The treatment of gonadotropin-associated disorders is performed by gonadotropin-releasing hormone agonists (GnRH-a), gonadotropin-releasing hormone antagonists (GnRH ant), estrogen receptor modulators, aromatase inhibitors, and hormone analogs. GnRH-a promotes the release of gonadotropin. However, the long-term use of the GnRH-a leuprorelin results in decreased bone mineral density (150,151). The GnRH ant, cetrorelix inhibits the synthesis and secretion of gonadotropin by competing with GnRH receptor on the surface of pituitary cells to block GnRH secretion (152-154). In addition, clomiphene citrate, an estrogen receptor regulator, increases the secretion of GnRH in the hypothalamus by inhibiting the negative feedback regulation of estrogen.
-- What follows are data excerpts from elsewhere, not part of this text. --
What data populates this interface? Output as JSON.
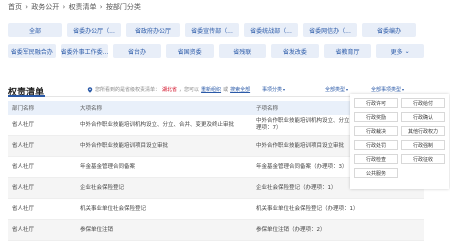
{
  "breadcrumb": [
    "首页",
    "政务公开",
    "权责清单",
    "按部门分类"
  ],
  "breadcrumb_sep": "›",
  "departments_row1": [
    "全部",
    "省委办公厅（...",
    "省政府办公厅",
    "省委宣传部（...",
    "省委统战部（...",
    "省委网信办（...",
    "省委编办"
  ],
  "departments_row2": [
    "省委军民融合办",
    "省委外事工作委...",
    "省台办",
    "省国资委",
    "省残联",
    "省发改委",
    "省教育厅",
    "更多"
  ],
  "more_caret": "⌄",
  "section_title": "权责清单",
  "hint": {
    "prefix": "您所看到的是省级权责清单：",
    "dept": "湖北省",
    "middle": "，您可以",
    "link1": "重新组织",
    "sep": "或",
    "link2": "搜索全部"
  },
  "filters": [
    "事项分类",
    "全部类型",
    "全部事项类型"
  ],
  "filter_caret": "▾",
  "table": {
    "headers": [
      "部门名称",
      "大项名称",
      "子项名称"
    ],
    "rows": [
      {
        "dept": "省人社厅",
        "item": "中外合作职业技能培训机构设立、分立、合并、变更及终止审批",
        "sub": "中外合作职业技能培训机构设立、分立、合并、变更及终止审批（办理项：7）"
      },
      {
        "dept": "省人社厅",
        "item": "中外合作职业技能培训项目设立审批",
        "sub": "中外合作职业技能培训项目设立审批"
      },
      {
        "dept": "省人社厅",
        "item": "年金基金管理合同备案",
        "sub": "年金基金管理合同备案（办理项：3）"
      },
      {
        "dept": "省人社厅",
        "item": "企业社会保险登记",
        "sub": "企业社会保险登记（办理项：1）"
      },
      {
        "dept": "省人社厅",
        "item": "机关事业单位社会保险登记",
        "sub": "机关事业单位社会保险登记（办理项：1）"
      },
      {
        "dept": "省人社厅",
        "item": "参保单位注销",
        "sub": "参保单位注销（办理项：2）"
      }
    ]
  },
  "popup_items": [
    "行政许可",
    "行政给付",
    "行政奖励",
    "行政确认",
    "行政裁决",
    "其他行政权力",
    "行政处罚",
    "行政强制",
    "行政检查",
    "行政征收",
    "公共服务"
  ]
}
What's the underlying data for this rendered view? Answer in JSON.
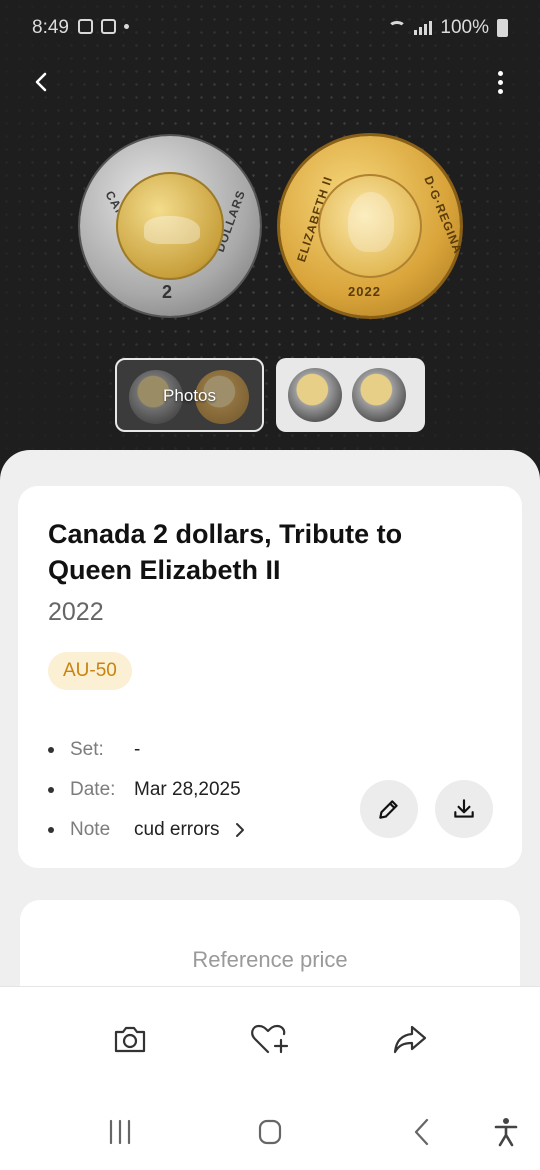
{
  "status_bar": {
    "time": "8:49",
    "battery": "100%"
  },
  "hero": {
    "coin_reverse": {
      "legend_left": "CANADA",
      "legend_right": "DOLLARS",
      "denomination": "2"
    },
    "coin_obverse": {
      "legend_left": "ELIZABETH II",
      "legend_right": "D·G·REGINA",
      "year": "2022"
    },
    "thumbnails": [
      {
        "label": "Photos",
        "selected": true
      },
      {
        "label": "",
        "selected": false
      }
    ]
  },
  "coin": {
    "title": "Canada 2 dollars, Tribute to Queen Elizabeth II",
    "year": "2022",
    "grade": "AU-50"
  },
  "details": [
    {
      "label": "Set:",
      "value": "-"
    },
    {
      "label": "Date:",
      "value": "Mar 28,2025"
    },
    {
      "label": "Note",
      "value": "cud errors"
    }
  ],
  "reference_price": {
    "label": "Reference price"
  },
  "colors": {
    "grade_badge_bg": "#fbefd4",
    "grade_badge_text": "#c88410",
    "hero_bg": "#1e1e1e"
  },
  "icons": {
    "back": "chevron-left-icon",
    "more": "more-vert-icon",
    "edit": "pencil-icon",
    "download": "download-icon",
    "camera": "camera-icon",
    "favorite": "heart-plus-icon",
    "share": "share-icon"
  }
}
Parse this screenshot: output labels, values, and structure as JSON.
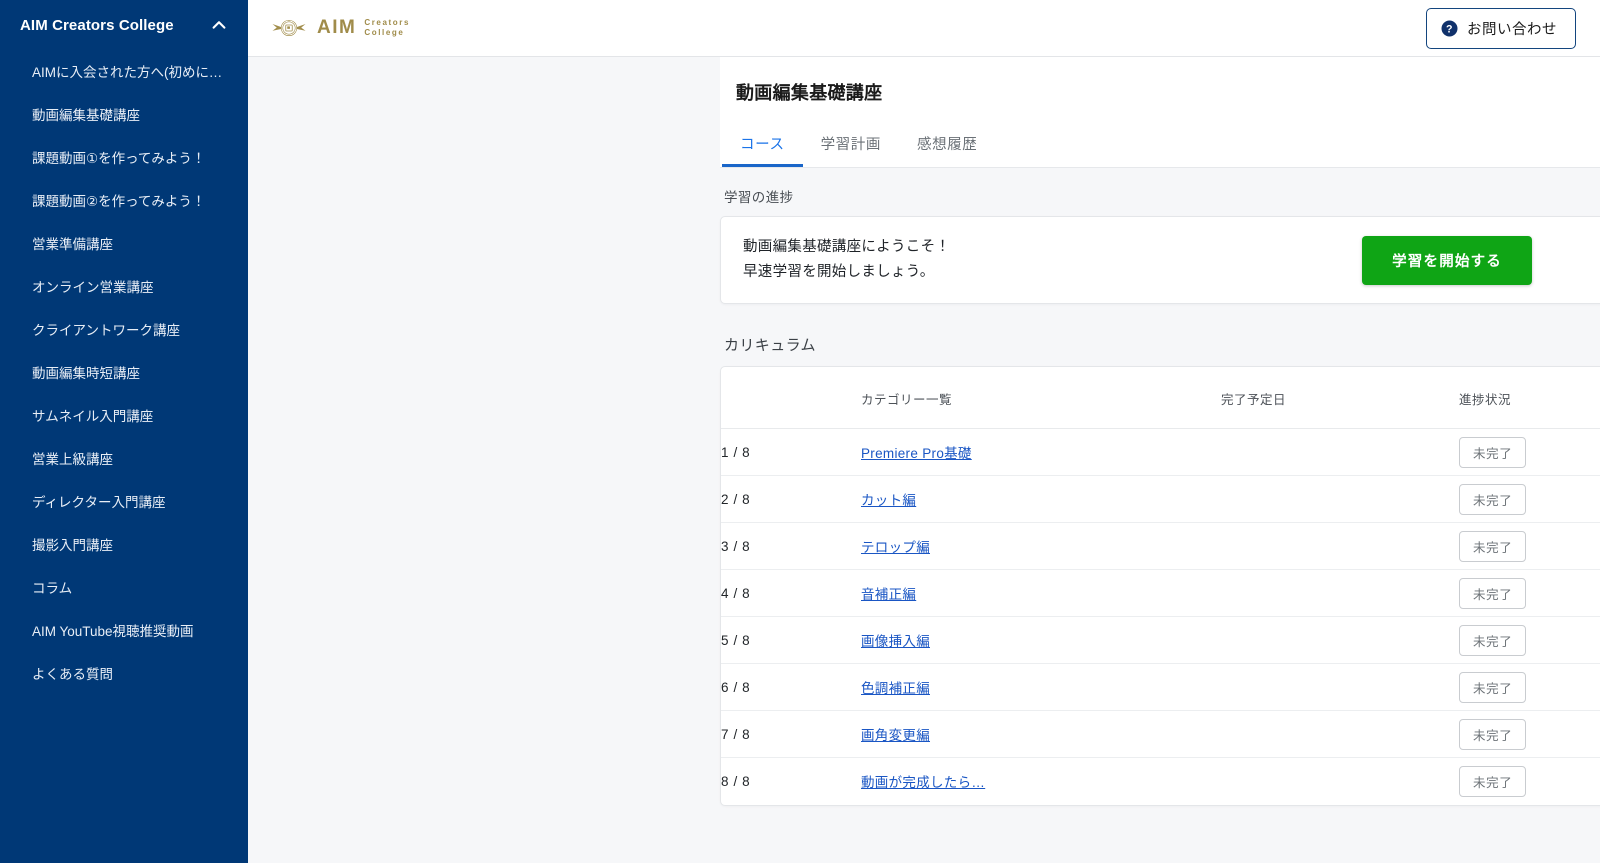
{
  "sidebar": {
    "title": "AIM Creators College",
    "collapse_icon": "chevron-up-icon",
    "items": [
      {
        "label": "AIMに入会された方へ(初めにご…"
      },
      {
        "label": "動画編集基礎講座"
      },
      {
        "label": "課題動画①を作ってみよう！"
      },
      {
        "label": "課題動画②を作ってみよう！"
      },
      {
        "label": "営業準備講座"
      },
      {
        "label": "オンライン営業講座"
      },
      {
        "label": "クライアントワーク講座"
      },
      {
        "label": "動画編集時短講座"
      },
      {
        "label": "サムネイル入門講座"
      },
      {
        "label": "営業上級講座"
      },
      {
        "label": "ディレクター入門講座"
      },
      {
        "label": "撮影入門講座"
      },
      {
        "label": "コラム"
      },
      {
        "label": "AIM YouTube視聴推奨動画"
      },
      {
        "label": "よくある質問"
      }
    ]
  },
  "topbar": {
    "logo_icon": "aim-crest-icon",
    "logo_main": "AIM",
    "logo_line1": "Creators",
    "logo_line2": "College",
    "contact_icon": "question-circle-icon",
    "contact_label": "お問い合わせ"
  },
  "page": {
    "title": "動画編集基礎講座",
    "tabs": [
      {
        "label": "コース",
        "active": true
      },
      {
        "label": "学習計画",
        "active": false
      },
      {
        "label": "感想履歴",
        "active": false
      }
    ],
    "progress_section_label": "学習の進捗",
    "welcome": {
      "line1": "動画編集基礎講座にようこそ！",
      "line2": "早速学習を開始しましょう。",
      "cta_label": "学習を開始する"
    },
    "curriculum_label": "カリキュラム",
    "table": {
      "headers": {
        "index": "",
        "category": "カテゴリー一覧",
        "due_date": "完了予定日",
        "status": "進捗状況"
      },
      "rows": [
        {
          "index": "1 / 8",
          "category": "Premiere Pro基礎",
          "due_date": "",
          "status": "未完了"
        },
        {
          "index": "2 / 8",
          "category": "カット編",
          "due_date": "",
          "status": "未完了"
        },
        {
          "index": "3 / 8",
          "category": "テロップ編",
          "due_date": "",
          "status": "未完了"
        },
        {
          "index": "4 / 8",
          "category": "音補正編",
          "due_date": "",
          "status": "未完了"
        },
        {
          "index": "5 / 8",
          "category": "画像挿入編",
          "due_date": "",
          "status": "未完了"
        },
        {
          "index": "6 / 8",
          "category": "色調補正編",
          "due_date": "",
          "status": "未完了"
        },
        {
          "index": "7 / 8",
          "category": "画角変更編",
          "due_date": "",
          "status": "未完了"
        },
        {
          "index": "8 / 8",
          "category": "動画が完成したら…",
          "due_date": "",
          "status": "未完了"
        }
      ]
    }
  },
  "colors": {
    "sidebar_bg": "#003876",
    "page_bg": "#f6f7f9",
    "brand_gold": "#a08c4a",
    "accent_blue": "#1a73e8",
    "link_blue": "#1a56c4",
    "cta_green": "#0fa515",
    "badge_gray": "#6d7378"
  }
}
In addition to treating female ovulation dysfunction, clomiphene citrate also improves the levels of testosterone and GnRH in men (155-157). Aromatase inhibitors, which are estrogen receptor regulators, promote the release of GnRH by modulating estrogen levels. Furthermore, gonadotropin drugs are used to replace endogenous hormones. For example, human chorionic gonadotropin (hCG) is used as a LH substitute to induce ovulation (158). Hormone administration is often more effective than oral administration, however at the cost of the occurrence of side effects, such as increasing the risk of multiple births and ovarian hyperstimulation syndrome (OHSS).